Nearly one third of biotic residuals are used for energy generation, just under a third by industry and a quarter are used in agriculture. Details are provided in the table below. The numbers give an order of magnitude for the reuse of biotic residuals in different sectors but require further validation.

4.3 Case study conclusions and recommendations

The indicators derived from the extended MFM show that the bio- and bio-based economy in the Netherlands is still relatively small compared to other material flows. The case study also illustrates how data from the MFM can be used to reveal connections between different sectors, for example how biotic residuals are reused in other sectors. This macro-economic perspective captures the overall trends of biotic material supply and use. Overall, the extended MFM is useful to establish a baseline for the bio-based economy. The method can be further improved for monitoring, aided by the addition of more bio-based materials and products to statistical classifications in the future, which will help to monitor the developments more precisely.

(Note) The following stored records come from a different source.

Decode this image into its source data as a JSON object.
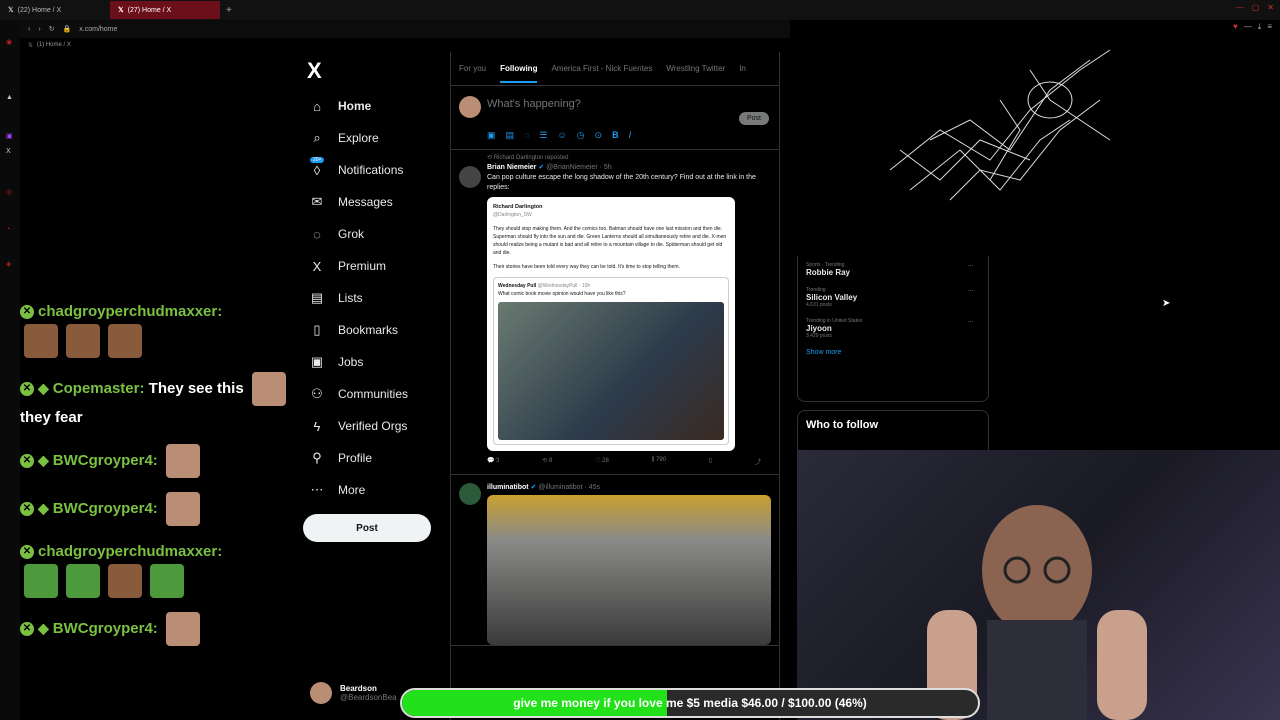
{
  "browser": {
    "tabs": [
      {
        "label": "(22) Home / X",
        "active": false
      },
      {
        "label": "(27) Home / X",
        "active": true
      }
    ],
    "url": "x.com/home",
    "bookmark": "(1) Home / X"
  },
  "chat": {
    "messages": [
      {
        "user": "chadgroyperchudmaxxer:",
        "text": ""
      },
      {
        "user": "Copemaster:",
        "text": "They see this",
        "text2": "they fear"
      },
      {
        "user": "BWCgroyper4:",
        "text": ""
      },
      {
        "user": "BWCgroyper4:",
        "text": ""
      },
      {
        "user": "chadgroyperchudmaxxer:",
        "text": ""
      },
      {
        "user": "BWCgroyper4:",
        "text": ""
      }
    ]
  },
  "nav": {
    "logo": "X",
    "items": [
      {
        "label": "Home",
        "icon": "home-icon",
        "glyph": "⌂"
      },
      {
        "label": "Explore",
        "icon": "search-icon",
        "glyph": "⌕"
      },
      {
        "label": "Notifications",
        "icon": "bell-icon",
        "glyph": "🔔"
      },
      {
        "label": "Messages",
        "icon": "envelope-icon",
        "glyph": "✉"
      },
      {
        "label": "Grok",
        "icon": "grok-icon",
        "glyph": "◌"
      },
      {
        "label": "Premium",
        "icon": "x-icon",
        "glyph": "X"
      },
      {
        "label": "Lists",
        "icon": "list-icon",
        "glyph": "▤"
      },
      {
        "label": "Bookmarks",
        "icon": "bookmark-icon",
        "glyph": "▯"
      },
      {
        "label": "Jobs",
        "icon": "briefcase-icon",
        "glyph": "▣"
      },
      {
        "label": "Communities",
        "icon": "people-icon",
        "glyph": "⚇"
      },
      {
        "label": "Verified Orgs",
        "icon": "lightning-icon",
        "glyph": "ϟ"
      },
      {
        "label": "Profile",
        "icon": "person-icon",
        "glyph": "⚲"
      },
      {
        "label": "More",
        "icon": "more-icon",
        "glyph": "⋯"
      }
    ],
    "notif_count": "20+",
    "post_label": "Post",
    "account_name": "Beardson",
    "account_handle": "@BeardsonBea"
  },
  "timeline": {
    "tabs": [
      "For you",
      "Following",
      "America First - Nick Fuentes",
      "Wrestling Twitter",
      "In"
    ],
    "placeholder": "What's happening?",
    "post_label": "Post",
    "tweet1": {
      "repost": "Richard Darlington reposted",
      "name": "Brian Niemeier",
      "handle": "@BrianNiemeier · 5h",
      "text": "Can pop culture escape the long shadow of the 20th century? Find out at the link in the replies:",
      "quote_name": "Richard Darlington",
      "quote_handle": "@Darlington_SW",
      "quote_text1": "They should stop making them. And the comics too. Batman should have one last mission and then die. Superman should fly into the sun and die. Green Lanterns should all simultaneously retire and die. X-men should realize being a mutant is bad and all retire to a mountain village to die. Spiderman should get old and die.",
      "quote_text2": "Their stories have been told every way they can be told. It's time to stop telling them.",
      "inner_name": "Wednesday Pull",
      "inner_handle": "@WednesdayPull · 10h",
      "inner_text": "What comic book movie opinion would have you like this?",
      "replies": "3",
      "reposts": "8",
      "likes": "28",
      "views": "790"
    },
    "tweet2": {
      "name": "illuminatibot",
      "handle": "@illuminatibot · 45s"
    }
  },
  "trends": [
    {
      "context": "Sports · Trending",
      "name": "Robbie Ray",
      "count": ""
    },
    {
      "context": "Trending",
      "name": "Silicon Valley",
      "count": "4,631 posts"
    },
    {
      "context": "Trending in United States",
      "name": "Jiyoon",
      "count": "3,429 posts"
    }
  ],
  "show_more": "Show more",
  "who_to_follow": "Who to follow",
  "goal": {
    "label": "give me money if you love me $5 media $46.00 / $100.00 (46%)",
    "progress": 0.46
  }
}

The case study demonstrates how the MFM can be used to develop macro-economic material flow indicators. Developments in one sector can be placed in the context of the entire economy to determine the order of magnitude of a trend. In addition, the close link between the MFM and the national accounts makes it easier to develop related economic indicators such as value added and employment in the bio-based economy. The aggregated data of the MFM are quite robust as they are the result of the confrontation of several data sources and because the figures are checked at an aggregated level. The case study illustrates that data from the MFM at a very detailed level need to be checked thoroughly as they might not be sufficiently reliable to derive developments over time. This is because different statistical datasets are integrated that each have an uncertainty margin, in addition, assumptions have to be made to compile the MFM figures and judgement calls are necessary to reconcile the supply and use data.